In den Ukraine-Krieg kommt politische Bewegung. Während die USA zunächst jegliche Militärhilfe streichen, um den Druck auf Kiew zu erhöhen, arbeitet Europa unter Führung von Frankreich und Großbritannien an einer "Koalition der Willigen". Wie könnte eine Friedenstruppe aussehen?
Donald Trump und J.D. Vance wollen der Ukraine einen wirtschaftlichen Schutzschirm geben, keinen militärischen. Die neue US-Regierung hält das geplante Rohstoff-Abkommen für die bestmögliche Sicherheitsgarantie der Ukraine.
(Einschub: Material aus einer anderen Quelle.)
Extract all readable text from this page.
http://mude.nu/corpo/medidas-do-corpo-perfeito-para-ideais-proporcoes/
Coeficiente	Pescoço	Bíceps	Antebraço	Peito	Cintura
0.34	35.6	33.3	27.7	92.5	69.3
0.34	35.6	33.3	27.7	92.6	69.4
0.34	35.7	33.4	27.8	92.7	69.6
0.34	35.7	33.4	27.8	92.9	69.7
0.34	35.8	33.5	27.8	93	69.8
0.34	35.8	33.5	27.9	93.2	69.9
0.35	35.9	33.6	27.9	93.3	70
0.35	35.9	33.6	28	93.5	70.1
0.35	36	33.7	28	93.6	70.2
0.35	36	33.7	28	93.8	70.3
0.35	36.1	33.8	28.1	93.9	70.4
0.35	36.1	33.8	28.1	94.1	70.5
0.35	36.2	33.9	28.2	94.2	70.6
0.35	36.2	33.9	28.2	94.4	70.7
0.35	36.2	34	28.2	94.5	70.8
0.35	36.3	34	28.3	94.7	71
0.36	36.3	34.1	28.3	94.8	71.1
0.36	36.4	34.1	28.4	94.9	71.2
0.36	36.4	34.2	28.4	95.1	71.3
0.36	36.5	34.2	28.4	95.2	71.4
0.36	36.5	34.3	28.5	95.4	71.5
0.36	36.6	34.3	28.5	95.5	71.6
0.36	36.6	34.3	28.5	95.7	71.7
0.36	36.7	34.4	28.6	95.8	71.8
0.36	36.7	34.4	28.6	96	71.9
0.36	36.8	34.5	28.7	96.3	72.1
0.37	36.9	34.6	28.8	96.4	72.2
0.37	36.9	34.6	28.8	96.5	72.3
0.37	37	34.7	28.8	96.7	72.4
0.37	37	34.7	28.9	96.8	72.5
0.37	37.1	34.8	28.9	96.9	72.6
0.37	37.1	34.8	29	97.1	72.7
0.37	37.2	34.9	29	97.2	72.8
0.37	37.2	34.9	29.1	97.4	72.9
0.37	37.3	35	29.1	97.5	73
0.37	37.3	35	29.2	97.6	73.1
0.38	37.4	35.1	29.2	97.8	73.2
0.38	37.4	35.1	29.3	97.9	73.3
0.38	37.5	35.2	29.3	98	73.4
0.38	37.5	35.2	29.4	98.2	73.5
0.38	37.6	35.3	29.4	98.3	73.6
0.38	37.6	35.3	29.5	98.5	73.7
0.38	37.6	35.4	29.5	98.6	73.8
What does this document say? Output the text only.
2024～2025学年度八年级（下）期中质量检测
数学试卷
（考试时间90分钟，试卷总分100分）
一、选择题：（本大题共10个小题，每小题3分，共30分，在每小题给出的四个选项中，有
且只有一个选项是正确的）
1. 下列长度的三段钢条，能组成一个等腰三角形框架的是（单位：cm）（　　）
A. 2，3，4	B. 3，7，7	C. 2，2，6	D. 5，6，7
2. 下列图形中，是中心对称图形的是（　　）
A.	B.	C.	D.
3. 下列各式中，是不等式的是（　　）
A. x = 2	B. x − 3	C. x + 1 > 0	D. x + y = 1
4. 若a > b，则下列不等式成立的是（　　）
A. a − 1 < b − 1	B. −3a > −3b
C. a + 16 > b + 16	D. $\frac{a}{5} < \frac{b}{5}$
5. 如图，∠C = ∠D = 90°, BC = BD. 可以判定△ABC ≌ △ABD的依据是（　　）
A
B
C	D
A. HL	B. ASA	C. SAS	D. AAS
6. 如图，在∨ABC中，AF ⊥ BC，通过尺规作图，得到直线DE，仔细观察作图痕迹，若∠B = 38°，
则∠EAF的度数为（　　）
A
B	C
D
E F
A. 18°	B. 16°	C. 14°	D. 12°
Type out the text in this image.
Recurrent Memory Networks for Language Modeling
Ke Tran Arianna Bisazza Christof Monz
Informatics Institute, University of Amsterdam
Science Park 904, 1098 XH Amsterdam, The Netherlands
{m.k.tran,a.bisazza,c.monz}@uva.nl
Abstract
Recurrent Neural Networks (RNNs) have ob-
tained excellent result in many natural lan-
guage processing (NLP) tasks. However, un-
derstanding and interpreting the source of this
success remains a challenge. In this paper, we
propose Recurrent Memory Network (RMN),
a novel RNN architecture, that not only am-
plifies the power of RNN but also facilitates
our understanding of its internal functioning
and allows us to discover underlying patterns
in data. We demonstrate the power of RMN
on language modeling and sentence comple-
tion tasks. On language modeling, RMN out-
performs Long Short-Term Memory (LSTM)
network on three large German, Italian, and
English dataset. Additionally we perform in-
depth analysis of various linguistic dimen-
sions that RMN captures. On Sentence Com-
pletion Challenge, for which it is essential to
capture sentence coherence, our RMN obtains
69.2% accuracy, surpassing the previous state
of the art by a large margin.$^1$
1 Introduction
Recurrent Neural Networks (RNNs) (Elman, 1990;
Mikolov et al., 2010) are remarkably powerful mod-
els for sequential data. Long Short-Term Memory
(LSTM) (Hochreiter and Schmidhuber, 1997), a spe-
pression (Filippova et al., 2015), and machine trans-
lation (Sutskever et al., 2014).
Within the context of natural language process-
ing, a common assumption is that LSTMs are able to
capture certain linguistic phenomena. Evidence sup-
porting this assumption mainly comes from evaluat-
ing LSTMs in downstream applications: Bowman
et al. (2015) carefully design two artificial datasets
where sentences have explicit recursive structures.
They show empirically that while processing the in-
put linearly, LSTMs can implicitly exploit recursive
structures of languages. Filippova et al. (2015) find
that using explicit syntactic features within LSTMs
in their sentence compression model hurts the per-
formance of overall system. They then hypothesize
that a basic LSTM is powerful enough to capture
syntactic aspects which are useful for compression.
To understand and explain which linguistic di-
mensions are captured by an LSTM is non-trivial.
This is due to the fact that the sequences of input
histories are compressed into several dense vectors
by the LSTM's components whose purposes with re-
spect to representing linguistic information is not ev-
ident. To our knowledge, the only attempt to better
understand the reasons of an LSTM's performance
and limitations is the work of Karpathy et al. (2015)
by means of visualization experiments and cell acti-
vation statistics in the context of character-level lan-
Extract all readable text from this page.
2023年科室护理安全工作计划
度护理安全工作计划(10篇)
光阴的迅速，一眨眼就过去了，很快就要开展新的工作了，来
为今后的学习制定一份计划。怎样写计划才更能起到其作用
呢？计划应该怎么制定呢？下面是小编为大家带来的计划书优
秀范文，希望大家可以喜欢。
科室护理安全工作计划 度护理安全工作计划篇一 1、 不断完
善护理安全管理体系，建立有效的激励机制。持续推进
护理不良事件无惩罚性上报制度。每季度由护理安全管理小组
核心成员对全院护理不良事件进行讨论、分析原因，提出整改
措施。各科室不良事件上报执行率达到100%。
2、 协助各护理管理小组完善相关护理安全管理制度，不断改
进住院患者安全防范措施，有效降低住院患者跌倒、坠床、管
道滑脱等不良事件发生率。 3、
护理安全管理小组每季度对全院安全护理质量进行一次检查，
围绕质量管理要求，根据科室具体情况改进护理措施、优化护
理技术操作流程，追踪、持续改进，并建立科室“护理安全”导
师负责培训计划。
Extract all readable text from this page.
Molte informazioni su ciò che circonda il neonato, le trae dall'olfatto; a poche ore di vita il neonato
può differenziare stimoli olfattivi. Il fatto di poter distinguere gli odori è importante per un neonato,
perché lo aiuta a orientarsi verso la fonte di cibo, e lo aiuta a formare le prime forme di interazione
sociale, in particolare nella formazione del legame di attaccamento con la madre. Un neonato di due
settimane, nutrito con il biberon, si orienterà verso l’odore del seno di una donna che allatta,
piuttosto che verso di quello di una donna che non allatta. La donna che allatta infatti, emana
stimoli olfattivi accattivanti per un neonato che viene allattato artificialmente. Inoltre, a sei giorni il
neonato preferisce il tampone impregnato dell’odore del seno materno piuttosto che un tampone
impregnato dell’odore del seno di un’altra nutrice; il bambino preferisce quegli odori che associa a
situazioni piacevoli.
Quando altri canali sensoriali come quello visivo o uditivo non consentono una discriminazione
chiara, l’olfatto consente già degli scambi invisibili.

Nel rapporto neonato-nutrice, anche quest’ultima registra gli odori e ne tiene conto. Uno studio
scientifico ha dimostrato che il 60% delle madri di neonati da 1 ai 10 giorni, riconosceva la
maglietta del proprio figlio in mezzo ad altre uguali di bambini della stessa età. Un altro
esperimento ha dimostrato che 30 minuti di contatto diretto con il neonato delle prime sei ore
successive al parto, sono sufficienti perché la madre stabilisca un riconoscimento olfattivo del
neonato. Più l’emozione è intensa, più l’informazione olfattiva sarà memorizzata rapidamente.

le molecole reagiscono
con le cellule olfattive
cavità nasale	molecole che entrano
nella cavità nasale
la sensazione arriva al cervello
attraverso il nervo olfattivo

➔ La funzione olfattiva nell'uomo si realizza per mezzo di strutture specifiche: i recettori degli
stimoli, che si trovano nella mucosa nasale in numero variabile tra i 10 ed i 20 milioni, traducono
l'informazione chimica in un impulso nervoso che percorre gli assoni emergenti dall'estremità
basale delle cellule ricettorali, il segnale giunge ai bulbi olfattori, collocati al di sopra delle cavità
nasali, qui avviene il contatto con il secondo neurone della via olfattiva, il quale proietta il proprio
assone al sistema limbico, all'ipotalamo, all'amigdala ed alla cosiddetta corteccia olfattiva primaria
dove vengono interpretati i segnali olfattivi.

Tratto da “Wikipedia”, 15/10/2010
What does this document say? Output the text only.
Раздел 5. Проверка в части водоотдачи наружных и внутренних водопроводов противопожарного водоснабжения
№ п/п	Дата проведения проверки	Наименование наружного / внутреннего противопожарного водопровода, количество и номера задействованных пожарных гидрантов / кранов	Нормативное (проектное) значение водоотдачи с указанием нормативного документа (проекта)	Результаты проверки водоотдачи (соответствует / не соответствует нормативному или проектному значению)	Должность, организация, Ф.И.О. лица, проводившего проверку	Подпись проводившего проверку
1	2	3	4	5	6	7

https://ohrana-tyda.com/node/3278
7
Graben erst einmal amerikanische Unternehmen die Bodenschätze des Landes ab, werde Kiew vor russischen Angriffen geschützt sein, argumentieren der US-Präsident und sein Vize.
"Das ist eine viel bessere Sicherheitsgarantie als 20.000 Truppen aus irgendeinem Land, das seit 30 oder 40 Jahren keinen Krieg mehr geführt hat", sagt J.D. Vance bei Fox News. "Wenn man echte Sicherheitsgarantien will, wenn man wirklich sicherstellen will, dass Wladimir Putin nicht wieder in die Ukraine einmarschiert, dann ist die beste Sicherheitsgarantie, den Amerikanern wirtschaftliche Vorteile in der Zukunft der Ukraine zu verschaffen."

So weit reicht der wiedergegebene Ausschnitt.